Ok, first off, the inner query you're using is a cartesian join, and will be VERY expensive. You need to specify join criteria (roombooking_room.booking_id = roombooking.id for example).
Secondly, assuming that you have a range of dates, what can we say about that? Well, let's call the start of your range rangeStartDate and rangeEndDate.
Now, what can we say about any other range of dates that does not have any form of overlap with this range? Well, the endDate must not be between be either the rangeStartDate and the rangeEndDate. Same with the startDate. And the rangeStartDate (and rangeEndDate, but we don't need to check it) cannot be between startDate and endDate...

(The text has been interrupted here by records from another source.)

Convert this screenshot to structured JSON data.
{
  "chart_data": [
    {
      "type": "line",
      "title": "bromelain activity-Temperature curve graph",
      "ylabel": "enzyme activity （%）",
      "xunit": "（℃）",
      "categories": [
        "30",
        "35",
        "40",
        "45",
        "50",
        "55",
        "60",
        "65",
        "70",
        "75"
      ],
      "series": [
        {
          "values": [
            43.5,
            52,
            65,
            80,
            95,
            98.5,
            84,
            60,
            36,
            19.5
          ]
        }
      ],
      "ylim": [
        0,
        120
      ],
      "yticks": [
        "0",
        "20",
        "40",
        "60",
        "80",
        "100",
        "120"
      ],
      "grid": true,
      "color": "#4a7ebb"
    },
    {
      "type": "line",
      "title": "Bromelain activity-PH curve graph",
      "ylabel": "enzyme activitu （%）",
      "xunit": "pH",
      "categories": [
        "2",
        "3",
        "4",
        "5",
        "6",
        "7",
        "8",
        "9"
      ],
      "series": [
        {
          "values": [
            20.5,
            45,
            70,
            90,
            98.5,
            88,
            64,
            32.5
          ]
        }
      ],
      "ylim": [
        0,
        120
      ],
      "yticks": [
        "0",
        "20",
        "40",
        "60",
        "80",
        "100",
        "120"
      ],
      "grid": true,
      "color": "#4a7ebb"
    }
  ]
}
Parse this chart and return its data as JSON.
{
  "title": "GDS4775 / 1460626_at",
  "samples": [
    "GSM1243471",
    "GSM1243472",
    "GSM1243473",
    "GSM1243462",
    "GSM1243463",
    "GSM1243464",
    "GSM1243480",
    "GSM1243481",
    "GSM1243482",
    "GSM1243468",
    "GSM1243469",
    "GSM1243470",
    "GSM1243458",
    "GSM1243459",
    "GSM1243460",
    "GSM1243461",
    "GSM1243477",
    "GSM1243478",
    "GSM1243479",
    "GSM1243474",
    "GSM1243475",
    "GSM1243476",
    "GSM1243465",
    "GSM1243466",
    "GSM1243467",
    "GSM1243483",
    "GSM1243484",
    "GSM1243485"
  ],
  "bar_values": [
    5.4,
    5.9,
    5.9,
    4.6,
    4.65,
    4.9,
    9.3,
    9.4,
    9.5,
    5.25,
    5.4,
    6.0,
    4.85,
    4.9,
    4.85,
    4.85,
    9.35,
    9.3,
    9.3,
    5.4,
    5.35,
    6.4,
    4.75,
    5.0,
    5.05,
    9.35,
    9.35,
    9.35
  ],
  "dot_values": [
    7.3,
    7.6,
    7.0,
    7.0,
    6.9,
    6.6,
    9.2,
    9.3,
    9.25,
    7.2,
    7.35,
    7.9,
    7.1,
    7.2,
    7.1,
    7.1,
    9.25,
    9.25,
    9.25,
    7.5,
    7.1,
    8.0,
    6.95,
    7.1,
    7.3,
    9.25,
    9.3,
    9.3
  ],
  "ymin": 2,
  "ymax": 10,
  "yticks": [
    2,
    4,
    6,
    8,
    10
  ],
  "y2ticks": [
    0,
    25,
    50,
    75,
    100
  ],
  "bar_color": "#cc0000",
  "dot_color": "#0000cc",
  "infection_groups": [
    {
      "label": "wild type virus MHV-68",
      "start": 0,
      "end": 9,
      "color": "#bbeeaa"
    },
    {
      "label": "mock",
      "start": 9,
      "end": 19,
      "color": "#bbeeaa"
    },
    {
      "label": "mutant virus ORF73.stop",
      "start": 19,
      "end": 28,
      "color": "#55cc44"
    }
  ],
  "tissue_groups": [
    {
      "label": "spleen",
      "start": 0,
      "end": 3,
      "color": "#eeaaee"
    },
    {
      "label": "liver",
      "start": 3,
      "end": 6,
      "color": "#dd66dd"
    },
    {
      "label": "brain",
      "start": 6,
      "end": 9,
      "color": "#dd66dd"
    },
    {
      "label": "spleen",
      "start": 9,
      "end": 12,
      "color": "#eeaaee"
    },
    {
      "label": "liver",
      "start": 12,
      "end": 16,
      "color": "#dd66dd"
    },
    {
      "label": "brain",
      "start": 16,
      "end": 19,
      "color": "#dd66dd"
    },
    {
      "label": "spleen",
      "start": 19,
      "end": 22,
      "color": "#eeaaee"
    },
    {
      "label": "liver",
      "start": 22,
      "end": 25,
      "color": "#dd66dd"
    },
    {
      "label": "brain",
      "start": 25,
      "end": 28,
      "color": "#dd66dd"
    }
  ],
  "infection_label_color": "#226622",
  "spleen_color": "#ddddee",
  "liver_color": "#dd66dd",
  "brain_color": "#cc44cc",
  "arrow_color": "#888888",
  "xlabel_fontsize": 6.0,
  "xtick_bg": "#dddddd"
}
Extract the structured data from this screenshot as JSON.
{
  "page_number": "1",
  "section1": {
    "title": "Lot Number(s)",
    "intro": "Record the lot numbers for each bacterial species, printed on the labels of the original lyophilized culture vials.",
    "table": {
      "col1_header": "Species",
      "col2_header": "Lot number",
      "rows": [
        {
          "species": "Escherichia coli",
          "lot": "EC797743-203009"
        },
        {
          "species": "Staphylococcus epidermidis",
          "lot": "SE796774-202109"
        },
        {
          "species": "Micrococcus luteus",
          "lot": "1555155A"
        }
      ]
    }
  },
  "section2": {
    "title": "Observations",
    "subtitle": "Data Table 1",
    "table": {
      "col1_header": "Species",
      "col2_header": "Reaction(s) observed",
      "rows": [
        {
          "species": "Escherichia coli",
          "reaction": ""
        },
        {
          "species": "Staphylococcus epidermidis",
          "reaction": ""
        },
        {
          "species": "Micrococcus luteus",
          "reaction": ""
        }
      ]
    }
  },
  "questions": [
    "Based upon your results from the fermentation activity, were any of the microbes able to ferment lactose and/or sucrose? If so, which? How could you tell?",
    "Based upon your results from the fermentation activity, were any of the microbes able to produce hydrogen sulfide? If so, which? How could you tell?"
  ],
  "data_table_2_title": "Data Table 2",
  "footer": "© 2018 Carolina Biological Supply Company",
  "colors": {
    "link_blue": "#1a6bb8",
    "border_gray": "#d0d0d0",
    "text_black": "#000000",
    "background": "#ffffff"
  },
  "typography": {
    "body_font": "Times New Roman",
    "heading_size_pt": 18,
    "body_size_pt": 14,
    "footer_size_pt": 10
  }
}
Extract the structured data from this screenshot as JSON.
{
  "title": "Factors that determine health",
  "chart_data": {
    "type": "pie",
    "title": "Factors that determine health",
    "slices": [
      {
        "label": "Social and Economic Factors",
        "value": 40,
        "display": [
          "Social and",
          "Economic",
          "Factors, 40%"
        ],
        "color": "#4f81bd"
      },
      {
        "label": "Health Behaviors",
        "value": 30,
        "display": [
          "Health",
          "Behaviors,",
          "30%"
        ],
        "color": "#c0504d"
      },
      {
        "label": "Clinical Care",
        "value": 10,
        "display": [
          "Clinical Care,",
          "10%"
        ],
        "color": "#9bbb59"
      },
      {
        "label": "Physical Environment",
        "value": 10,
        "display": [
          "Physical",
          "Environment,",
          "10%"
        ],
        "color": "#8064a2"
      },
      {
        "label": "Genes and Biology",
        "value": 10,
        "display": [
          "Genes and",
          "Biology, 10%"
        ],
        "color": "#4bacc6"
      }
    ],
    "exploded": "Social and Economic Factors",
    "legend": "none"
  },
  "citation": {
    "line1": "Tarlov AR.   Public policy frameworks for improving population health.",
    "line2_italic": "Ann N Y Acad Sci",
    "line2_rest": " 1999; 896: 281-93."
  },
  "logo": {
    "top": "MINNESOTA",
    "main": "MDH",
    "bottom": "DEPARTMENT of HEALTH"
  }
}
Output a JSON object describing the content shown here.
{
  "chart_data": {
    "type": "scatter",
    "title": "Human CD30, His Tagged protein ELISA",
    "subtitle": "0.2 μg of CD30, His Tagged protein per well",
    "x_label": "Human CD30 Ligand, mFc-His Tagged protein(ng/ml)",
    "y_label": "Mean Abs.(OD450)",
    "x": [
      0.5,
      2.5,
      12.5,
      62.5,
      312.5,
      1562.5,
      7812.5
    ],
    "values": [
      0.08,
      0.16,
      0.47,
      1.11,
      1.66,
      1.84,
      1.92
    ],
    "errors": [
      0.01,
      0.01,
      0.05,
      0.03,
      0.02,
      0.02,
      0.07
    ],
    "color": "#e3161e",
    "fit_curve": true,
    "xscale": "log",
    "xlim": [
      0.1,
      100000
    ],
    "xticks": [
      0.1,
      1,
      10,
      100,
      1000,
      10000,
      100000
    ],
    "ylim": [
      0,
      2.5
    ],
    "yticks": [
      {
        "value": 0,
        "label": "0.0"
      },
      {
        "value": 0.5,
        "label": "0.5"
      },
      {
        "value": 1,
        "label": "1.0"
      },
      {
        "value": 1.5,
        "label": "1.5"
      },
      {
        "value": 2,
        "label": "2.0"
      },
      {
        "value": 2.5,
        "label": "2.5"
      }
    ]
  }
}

So, assuming %1$s is rangeStartDate and %2$s is rangeEndDate, a comprehensive where clause might be:
WHERE `roomBooking`.`startDate` NOT BETWEEN %1$s AND %2s
AND `roomBooking`.`endDate` NOT BETWEEN %1$s AND %2$$s
AND %1s NOT BETWEEN `roomBooking`.`startDate` AND `roomBooking`.`endDate`
But, there's a simpler way of saying that. The only way for a range to be outside of another is for the start_date to be after the end_date, or the end_date be before the start_id
So, assuming %1$s is rangeStartDate and %2$s is rangeEndDate, another comprehensive where clause might be:
WHERE `roomBooking`.`startDate` > %2$s
OR `roomBooking`.`endDate` < %1$s
So, that brings your overall query to:
SELECT `id`
FROM `room`
WHERE `id` NOT IN
(
SELECT `roombooking_room`.`room_id`
FROM `roombooking_room`
JOIN `roombooking` ON `roombooking_room`.`roombooking_id` = `roombooking`.`id`
WHERE `roombooking`.`confirmed` =1
AND (`roomBooking`.`startDate` > %2$s
OR `roomBooking`.`endDate` < %1$s)
)
AND `room`.`maxGuests`>=%d
There are other ways of doing this as well, so keep looking...
SELECT rooms.id
FROM rooms LEFT JOIN bookings
ON booking.room_id = rooms.id
WHERE <booking overlaps date range of interest> AND <wherever else>
GROUP BY rooms.id
HAVING booking.id IS NULL
I might be miss remembering how left join works so you might need to use a slightly different condition on the having, maybe a count or a sum.
At worst, with suitable indexes, that should scan half the bookings.